Step 1) Create interesting, inter-connected records.  This is your problem, but if you look at it the right way your data is probably a graph.  Most interesting data is.  I like to use HadoopPig and Python to do this.  Shrink the big or medium data into summaries you can serve for people to consume directly.

Step 2) Store these records as objects in a key/value store, like so:

key => {property1, property2, links => [key1, key2, key3]}

Split records as properties increase and become complex to avoid deep nesting.  Or go at it as a document.  Both approaches are valid if they fit your data.

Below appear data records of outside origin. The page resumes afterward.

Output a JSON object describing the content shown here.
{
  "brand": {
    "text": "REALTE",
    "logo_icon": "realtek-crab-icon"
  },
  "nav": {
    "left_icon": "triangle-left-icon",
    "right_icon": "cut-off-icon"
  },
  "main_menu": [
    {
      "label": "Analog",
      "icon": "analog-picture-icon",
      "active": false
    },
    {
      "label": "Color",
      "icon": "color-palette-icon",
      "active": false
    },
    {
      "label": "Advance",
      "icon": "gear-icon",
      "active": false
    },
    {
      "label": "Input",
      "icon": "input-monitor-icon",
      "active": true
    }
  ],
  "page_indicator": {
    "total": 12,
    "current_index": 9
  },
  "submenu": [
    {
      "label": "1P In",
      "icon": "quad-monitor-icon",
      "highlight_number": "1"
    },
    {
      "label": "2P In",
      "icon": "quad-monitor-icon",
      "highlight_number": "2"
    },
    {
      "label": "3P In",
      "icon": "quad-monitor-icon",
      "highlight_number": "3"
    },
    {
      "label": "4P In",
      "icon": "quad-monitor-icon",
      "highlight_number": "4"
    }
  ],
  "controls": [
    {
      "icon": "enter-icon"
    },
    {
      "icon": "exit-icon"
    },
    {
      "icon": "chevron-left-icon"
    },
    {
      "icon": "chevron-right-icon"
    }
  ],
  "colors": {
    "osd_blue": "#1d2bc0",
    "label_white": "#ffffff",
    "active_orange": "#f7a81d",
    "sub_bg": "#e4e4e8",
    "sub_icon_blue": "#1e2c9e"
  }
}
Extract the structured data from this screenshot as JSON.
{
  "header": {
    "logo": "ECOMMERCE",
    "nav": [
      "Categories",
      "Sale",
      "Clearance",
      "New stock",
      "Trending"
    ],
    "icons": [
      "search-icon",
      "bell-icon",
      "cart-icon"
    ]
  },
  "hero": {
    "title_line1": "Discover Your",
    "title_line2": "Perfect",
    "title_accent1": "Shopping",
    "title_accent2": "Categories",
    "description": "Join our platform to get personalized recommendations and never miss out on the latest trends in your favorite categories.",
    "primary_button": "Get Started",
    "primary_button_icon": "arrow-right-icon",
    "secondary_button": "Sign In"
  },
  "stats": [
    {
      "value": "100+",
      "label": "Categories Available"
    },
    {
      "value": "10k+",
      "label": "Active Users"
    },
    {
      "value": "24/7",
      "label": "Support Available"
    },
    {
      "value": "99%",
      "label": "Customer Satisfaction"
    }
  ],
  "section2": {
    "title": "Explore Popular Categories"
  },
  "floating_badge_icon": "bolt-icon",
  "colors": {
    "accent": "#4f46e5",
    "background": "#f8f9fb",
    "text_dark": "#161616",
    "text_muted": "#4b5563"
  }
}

Step 3) Use a lightweight web framework like Sinatra to emit the key/value data as JSON, or use a key/value store that returns JSON in the first place.

In Ruby/Sinatra with Voldemort, generating JSON to go directly in a protovis chart looks like this (leave my Ruby alone):

get ’/experience/:title’ do |title|

  experience = experience_client.get(title)

  values = []

  experience['by_years’].each do |i|

    values << {'x’ => i['start_years’], 'y’ => i['total’]}

  end

  JSON.generate(values)

end

Step 4) Construct a single, light-weight interface, that renders the keys into HTML/JS.  Use visualization: ProtovisRaphaelProcessingJS, etc.  Add HTML links between records.

Result: Using batch processing, a key/value store, and light web and visualization frameworks… you made one simple type of record and an interface for it that enables endless exploration.  I call that tremendous bang for the buck, and the technology stack helps you along the way.  It is opinionated, as though this is the kind of thing you are supposed to be doing because there is such little impedance between the model and view.

In contrast to relational database systems, Hadoop and NoSQL facilitates graph centric interfaces and enable graph-centric exploration and thinking.  

A record in a table is no longer the base unit.  Tables aren’t real.  Graphs are real.  Take note.